I've performed system balancing and design on countless exhaust systems in a wide variety of industries. I also have a thourough understanding of the physics, energy principles we are discussing throuhg my education and I design high efficiency industrial cyclones for my day job. Having said all this, I have never measured a noticeable increase in the air temp as it goes across a fan (very large fans included). If anything, the air is usually cooler and more directly correlates to the inlet air temp. To my knowledge, there is no accomodation in the ACGIH vent manual to account for air heating due to friction caused by the air moving through the duct or across the fan. I encourage you to prove me wrong through your gathering of emperical data just as my emperical data suggests otherwise.
Mike
To the OP.....often when I am sanding a project like I was yesterday, I will have my 3 HP DC running and hooked to my ROS and both of my Jet Air Filtration systems running too.
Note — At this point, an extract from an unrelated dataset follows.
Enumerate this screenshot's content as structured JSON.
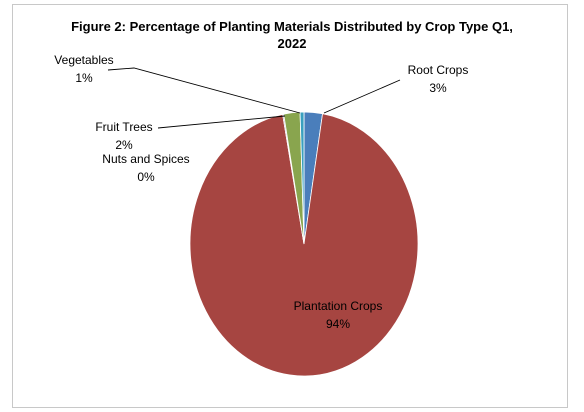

It seems to keep the dust down pretty well.
And I don't care where the energy comes from or goes ...or what form it takes.......the 3 motors running....DC and 2 AFs creates a noticable rise in temperature in my well insulated shop.
Ken
So much to learn, so little time.....
I worked a few hours in my shop last Friday evening. Cyclone running most of that time and either the TS or the jointer/planer. I also had the industrial ceiling fan running. The air temp jumped somewhere between 5 and 10 degrees even though the outside temp fell a good 15 during that time. Should have opened a window.
The heat is noticeable near my filter at any time.
Of course it will. Let me ask you this - if the motor is 100% efficient, and we say that 100% of the electrical energy is converted to "work", where does that energy eventually go? The air stops moving (gives up its kinetic energy), energy can't be destroyed - it must have gone somewhere, right? Where are you suggesting it goes?
Energy cannot be "turned" into work. Doing work on an object increases its potential energy or kinetic energy or something - but 100% of the applied energy gets turned into some other form of energy. Ultimately, it all goes to heat.
(FYI - I apologize to the OP for our little mini-hijack. It's always interesting to discuss these practical implications of physics with learned individuals)